Évangile commenté

Evangile du Mardi 19 mai 2020

Mardi de la 6e semaine du Temps Pascal
(19 mai 2020)

Lecture du jour 

Commentaire

Nous sommes dans le temps liturgique presque 40 jours après Pâques, deux jours avant la fête de l’Ascension. A première vue on pense que quand au début de l’évangile d’aujourd’hui nous est dit : « En ce temps-là, Jésus disait à ses disciples » que « ce temps-là » correspondrait précisément au moment où Jésus préparait ses disciples à son départ au ciel 40 jours après Pâques. Les paroles  « Je m’en vais maintenant auprès de Celui qui m’a envoyé » semblent parfaitement y correspondre. Mais grande est notre surprise quand nous cherchons le contexte historique de ces paroles et constatons qu’elles ont été prononcé par Jésus avant Pâques, la veille de sa mort, le Jeudi Saint.

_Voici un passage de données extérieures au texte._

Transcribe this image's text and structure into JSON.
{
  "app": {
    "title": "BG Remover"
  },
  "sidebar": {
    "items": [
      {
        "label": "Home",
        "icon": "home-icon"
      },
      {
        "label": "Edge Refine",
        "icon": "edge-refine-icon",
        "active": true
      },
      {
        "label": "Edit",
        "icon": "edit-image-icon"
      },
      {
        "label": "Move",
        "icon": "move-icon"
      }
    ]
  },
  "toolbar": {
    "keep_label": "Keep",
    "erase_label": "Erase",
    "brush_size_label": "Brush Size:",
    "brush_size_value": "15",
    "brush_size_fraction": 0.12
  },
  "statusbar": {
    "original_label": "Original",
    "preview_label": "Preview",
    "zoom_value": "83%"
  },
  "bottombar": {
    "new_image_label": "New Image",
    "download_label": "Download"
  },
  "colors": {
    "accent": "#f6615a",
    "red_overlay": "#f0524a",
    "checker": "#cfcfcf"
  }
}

L’Ascension de Jésus au ciel nous donne l’assurance qu’il est victorieux de la mort, mais pour nous, dans notre sensibilité, cela reste une séparation et peut nous attrister. L’Eglise en est très consciente, c’est pour ça qu’elle nous fait résonner ces paroles que Jésus avait adressé à ses disciples juste avant sa mort : « et aucun de vous ne me demande : “Où vas-tu ?” Mais, parce que je vous dis cela, la tristesse remplit votre cœur.

Il faut enfin se réveiller de notre torpeur qui était aussi celle de Marie-Madeleine le matin même de la Résurrection qui voulait retenir le corps de Jésus pour elle-même. Ici Jésus nous explique avec clarté la nécessité de son départ :

Pourtant, je vous dis la vérité : il vaut mieux pour vous que je m’en aille, car, si je ne m’en vais pas, le Défenseur ne viendra pas à vous ; mais si je pars, je vous l’enverrai.

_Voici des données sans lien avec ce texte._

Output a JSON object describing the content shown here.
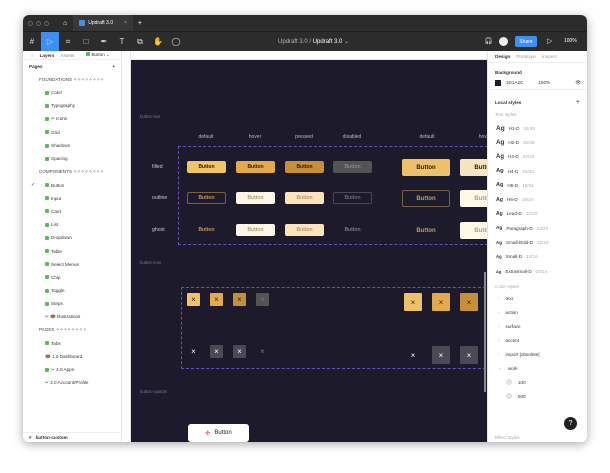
{
  "titlebar": {
    "tab_title": "Updraft 3.0",
    "new_tab": "+",
    "close": "×"
  },
  "toolbar": {
    "project": "Updraft 3.0",
    "separator": "/",
    "file": "Updraft 3.0",
    "share": "Share",
    "zoom": "100%"
  },
  "left": {
    "tabs": [
      "Layers",
      "Assets"
    ],
    "current_page": "Button",
    "pages_label": "Pages",
    "add": "+",
    "pages": [
      {
        "label": "FOUNDATIONS ✧✧✧✧✧✧✧✧",
        "type": "section"
      },
      {
        "label": "Color",
        "icon": "check"
      },
      {
        "label": "Typography",
        "icon": "check"
      },
      {
        "label": "✂ Icons",
        "icon": "check"
      },
      {
        "label": "Grid",
        "icon": "check"
      },
      {
        "label": "Shadows",
        "icon": "check"
      },
      {
        "label": "Spacing",
        "icon": "check"
      },
      {
        "label": "COMPONENTS ✧✧✧✧✧✧✧✧",
        "type": "section"
      },
      {
        "label": "Button",
        "icon": "check",
        "current": true
      },
      {
        "label": "Input",
        "icon": "check"
      },
      {
        "label": "Card",
        "icon": "check"
      },
      {
        "label": "List",
        "icon": "check"
      },
      {
        "label": "Dropdown",
        "icon": "check"
      },
      {
        "label": "Table",
        "icon": "check"
      },
      {
        "label": "Select Menus",
        "icon": "check"
      },
      {
        "label": "Chip",
        "icon": "check"
      },
      {
        "label": "Toggle",
        "icon": "check"
      },
      {
        "label": "Steps",
        "icon": "check"
      },
      {
        "label": "✂ 🍩 Illustrations",
        "icon": "none"
      },
      {
        "label": "PAGES ✧✧✧✧✧✧✧✧",
        "type": "section"
      },
      {
        "label": "Tabs",
        "icon": "check"
      },
      {
        "label": "🍩 1.0 Dashboard",
        "icon": "none"
      },
      {
        "label": "✂ 2.0 Apps",
        "icon": "check"
      },
      {
        "label": "✂ 3.0 Account/Profile",
        "icon": "none"
      }
    ],
    "bottom_layer": "button-custom"
  },
  "canvas": {
    "frame_labels": [
      "button-text",
      "button-icon",
      "button-custom"
    ],
    "columns": [
      "default",
      "hover",
      "pressed",
      "disabled",
      "default",
      "hover"
    ],
    "rows": [
      "filled",
      "outline",
      "ghost"
    ],
    "button_label": "Button",
    "icon_glyph": "×",
    "custom_button": "Button"
  },
  "right": {
    "tabs": [
      "Design",
      "Prototype",
      "Inspect"
    ],
    "background_label": "Background",
    "bg_hex": "1D1A2C",
    "bg_opacity": "100%",
    "local_styles": "Local styles",
    "text_styles_label": "Text styles",
    "text_styles": [
      {
        "name": "H1-D",
        "size": "32/48"
      },
      {
        "name": "H2-D",
        "size": "32/48"
      },
      {
        "name": "H3-D",
        "size": "24/40"
      },
      {
        "name": "H4-D",
        "size": "24/40"
      },
      {
        "name": "H5-D",
        "size": "16/24"
      },
      {
        "name": "H6-D",
        "size": "16/24"
      },
      {
        "name": "Lead-D",
        "size": "14/20"
      },
      {
        "name": "Paragraph-D",
        "size": "14/20"
      },
      {
        "name": "Small-Bold-D",
        "size": "12/16"
      },
      {
        "name": "Small-D",
        "size": "12/16"
      },
      {
        "name": "Extrasmall-D",
        "size": "10/14"
      }
    ],
    "color_styles_label": "Color styles",
    "color_groups": [
      "text",
      "action",
      "surface",
      "accent",
      "import [obsolete]",
      "work"
    ],
    "work_colors": [
      "100",
      "500"
    ],
    "effect_styles_label": "Effect styles",
    "help": "?"
  },
  "colors": {
    "accent": "#3d8ff3",
    "canvas": "#1d1a2c",
    "gold": "#e8b24f"
  }
}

Le « Défenseur » dont Jésus parle est l’Esprit Saint. L’Esprit Saint à la différence de Jésus n’a pas de corps. Tout en lui est spirituel. Son action n’est pas moins réelle, mais seulement imperceptible à nos sens externes. Par la foi, l’espérance et la charité (les trois vertus théologales) il nous est possible à  nous laisser envahir par son souffle. Jésus nous annonce son action :

« Quand il viendra, il établira la culpabilité du monde en matière de péché, de justice et de jugement. »

Puis il nous l’explique en détail :

En matière de péché, puisqu’on ne croit pas en moi. On pouvait passer à côté de Jésus sans croire en lui. Avec l’Esprit Saint ceci n’est plus possible, car on ne peut le percevoir que dans la foi.

En matière de justice, puisque je m’en vais auprès du Père, et que vous ne me verrez plus. Croyant ou incroyant : extérieurement on est tous au même niveau !

En matière de jugement, puisque déjà le prince de ce monde est jugé. » L’attachement à l’Esprit Saint nous met en paix et sécurité.